In the case of Esteves' website users, the RATs were more localised. "These RATs would be tested and then used for gathering data and public information, bank accounts being accessed or even switching people's webcams on without their knowledge, being filmed and then potentially being blackmailed further down the line," said Laval. "Hackers could demand Bitcoin from victims in order to get the pictures back."

Also being given a test run by hackers on reFUD.me were DDOS – distributed denial of services – an attack which deluges a website or company with useless material, causing it to either cease operations or run so slowly customers go elsewhere. One user on Esteves' site wanted to sabotage a company’s website and flood their server with demands and data, forcing that system offline. Other hackers tested key logger malware which would record the keystrokes a victim was making on their machine, allowing the hacker to steal personal information or gather material for blackmail.

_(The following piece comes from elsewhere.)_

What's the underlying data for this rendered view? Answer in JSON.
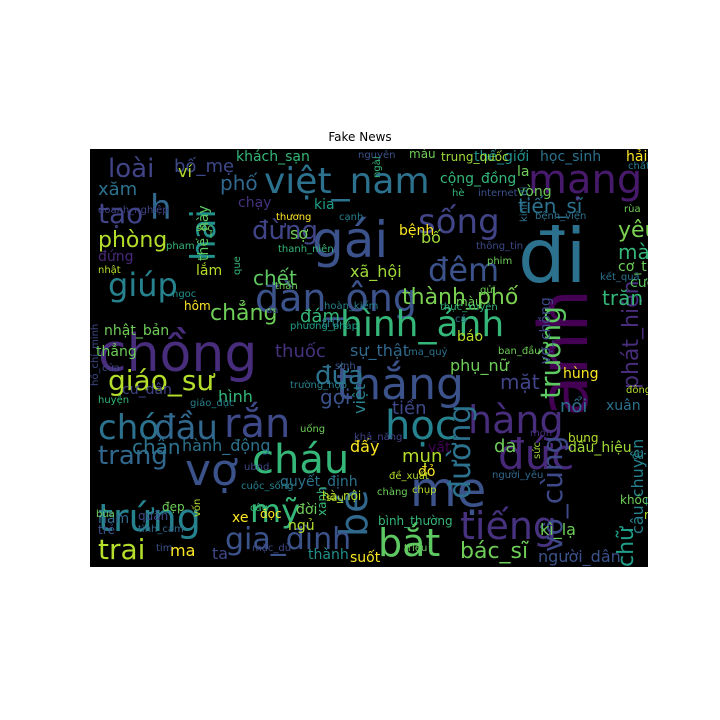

This is illegal in the UK; in 2006, a law was passed that made DDOS attacks punishable by up to ten years in prison. However, Esteves believed he was far enough removed from the crimes being tested on his site – and it was this, plus his advertising on Hackforums.net and the overall success of reFUD.me, that eventually became his downfall.

"He knew what he was doing, but his code was described as being very messy by our technical guys," said Laval. "He was so visible because he didn’t believe he was doing anything wrong, and that made him very easy to find."